Six out of ten businesses operating in Vietnam admit they must pay costly ‘unofficial fees,’ and yet most of them choose to pay under table through their own initiative.
The revelation was made by deputy chief inspector Tran Duc Luong at a workshop seeking to enhance business engagements by promoting integrity in Hanoi on Wednesday.
Luong said most businesses in Vietnam are small-sized enterprises that lack a professional administrative management basis, and thus “pay inadequate attention to the need of following the transparency code of conduct in relationships with regulatory agencies and partners.”
The deputy chief inspector said 60 percent of businesses criticize the exorbitant ‘unofficial money’ they must pay.
“Thirty percent say they have to pay bribes following officials’ extortions or requests, while 70 percent admit they do it without being asked,” Luong said.
Speaking at the event, British Ambassador to Vietnam Antony Stokes wondered if it is really necessary to bribe to be successful in Vietnam.
And the answer, according to what he learned from two similar workshops previously held in Da Nang and Ho Chi Minh City, is that it is indeed “not necessary,” Stokes said.

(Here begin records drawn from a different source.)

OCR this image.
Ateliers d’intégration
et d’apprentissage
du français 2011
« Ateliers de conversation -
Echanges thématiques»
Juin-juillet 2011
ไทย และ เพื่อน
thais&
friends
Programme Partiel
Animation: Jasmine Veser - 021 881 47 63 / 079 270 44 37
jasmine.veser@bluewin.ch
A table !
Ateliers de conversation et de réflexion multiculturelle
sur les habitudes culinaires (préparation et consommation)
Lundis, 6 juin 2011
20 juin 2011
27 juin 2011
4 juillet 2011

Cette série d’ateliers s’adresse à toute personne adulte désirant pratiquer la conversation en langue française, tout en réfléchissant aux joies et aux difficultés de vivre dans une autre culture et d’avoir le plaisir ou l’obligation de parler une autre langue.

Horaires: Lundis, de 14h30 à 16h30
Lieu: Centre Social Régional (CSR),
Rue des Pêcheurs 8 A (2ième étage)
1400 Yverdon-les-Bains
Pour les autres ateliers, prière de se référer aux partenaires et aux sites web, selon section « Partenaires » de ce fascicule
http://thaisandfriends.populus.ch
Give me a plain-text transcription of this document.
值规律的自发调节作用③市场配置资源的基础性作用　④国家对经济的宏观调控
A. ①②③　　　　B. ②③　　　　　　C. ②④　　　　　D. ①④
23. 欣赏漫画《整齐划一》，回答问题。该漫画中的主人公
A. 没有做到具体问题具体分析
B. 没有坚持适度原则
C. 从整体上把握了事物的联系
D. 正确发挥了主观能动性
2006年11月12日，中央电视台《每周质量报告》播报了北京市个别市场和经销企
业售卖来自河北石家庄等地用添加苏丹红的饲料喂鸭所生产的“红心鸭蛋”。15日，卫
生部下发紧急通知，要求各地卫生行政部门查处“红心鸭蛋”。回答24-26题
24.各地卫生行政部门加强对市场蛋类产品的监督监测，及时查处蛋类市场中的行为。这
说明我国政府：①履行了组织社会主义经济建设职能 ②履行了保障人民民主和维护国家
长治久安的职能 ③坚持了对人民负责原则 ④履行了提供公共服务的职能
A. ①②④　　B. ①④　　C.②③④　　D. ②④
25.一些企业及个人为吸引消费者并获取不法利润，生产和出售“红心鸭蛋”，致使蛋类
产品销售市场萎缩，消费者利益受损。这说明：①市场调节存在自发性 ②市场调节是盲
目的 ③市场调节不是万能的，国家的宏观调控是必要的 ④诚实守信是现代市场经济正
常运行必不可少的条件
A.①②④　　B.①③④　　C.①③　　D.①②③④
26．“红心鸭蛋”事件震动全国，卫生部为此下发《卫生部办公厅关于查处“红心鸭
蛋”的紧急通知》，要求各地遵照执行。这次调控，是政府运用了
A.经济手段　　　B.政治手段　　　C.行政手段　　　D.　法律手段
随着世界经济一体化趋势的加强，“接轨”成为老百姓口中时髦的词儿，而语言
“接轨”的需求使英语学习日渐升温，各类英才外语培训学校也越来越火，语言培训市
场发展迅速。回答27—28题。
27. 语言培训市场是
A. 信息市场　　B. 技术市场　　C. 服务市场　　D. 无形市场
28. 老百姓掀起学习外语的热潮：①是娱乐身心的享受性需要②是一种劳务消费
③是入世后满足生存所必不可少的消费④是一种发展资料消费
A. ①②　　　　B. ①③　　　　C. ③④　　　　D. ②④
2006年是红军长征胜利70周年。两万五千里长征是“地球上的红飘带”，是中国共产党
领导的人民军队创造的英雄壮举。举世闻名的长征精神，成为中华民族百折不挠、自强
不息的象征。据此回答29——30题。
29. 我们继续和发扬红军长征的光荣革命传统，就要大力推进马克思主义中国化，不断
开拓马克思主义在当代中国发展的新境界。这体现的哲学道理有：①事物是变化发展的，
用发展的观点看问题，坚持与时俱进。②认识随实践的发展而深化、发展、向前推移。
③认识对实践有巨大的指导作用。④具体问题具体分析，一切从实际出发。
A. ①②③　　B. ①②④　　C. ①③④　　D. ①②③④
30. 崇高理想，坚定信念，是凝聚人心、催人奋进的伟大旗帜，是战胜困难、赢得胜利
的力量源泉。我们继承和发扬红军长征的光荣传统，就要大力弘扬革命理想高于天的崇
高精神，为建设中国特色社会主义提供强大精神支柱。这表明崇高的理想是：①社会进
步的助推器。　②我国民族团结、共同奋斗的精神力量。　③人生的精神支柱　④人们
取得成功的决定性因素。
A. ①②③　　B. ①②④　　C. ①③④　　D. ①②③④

Many businesses shared their policies and initiatives to fight against corruption during the Da Nang and HCMC conferences, he added.
The “Enhancing business engagements by promoting integrity in doing businesses in Vietnam” workshop is co-organized by the State Inspectorate of Vietnam, Vietnam Chamber of Commerce and Industry, and the UK Embassy in Vietnam.
It is held in preparation for the annual anti-corruption talk to be hosted on November 12.
The workshop will convene again on November 1 to give businesses an opportunity to voice their opinions regarding the issue.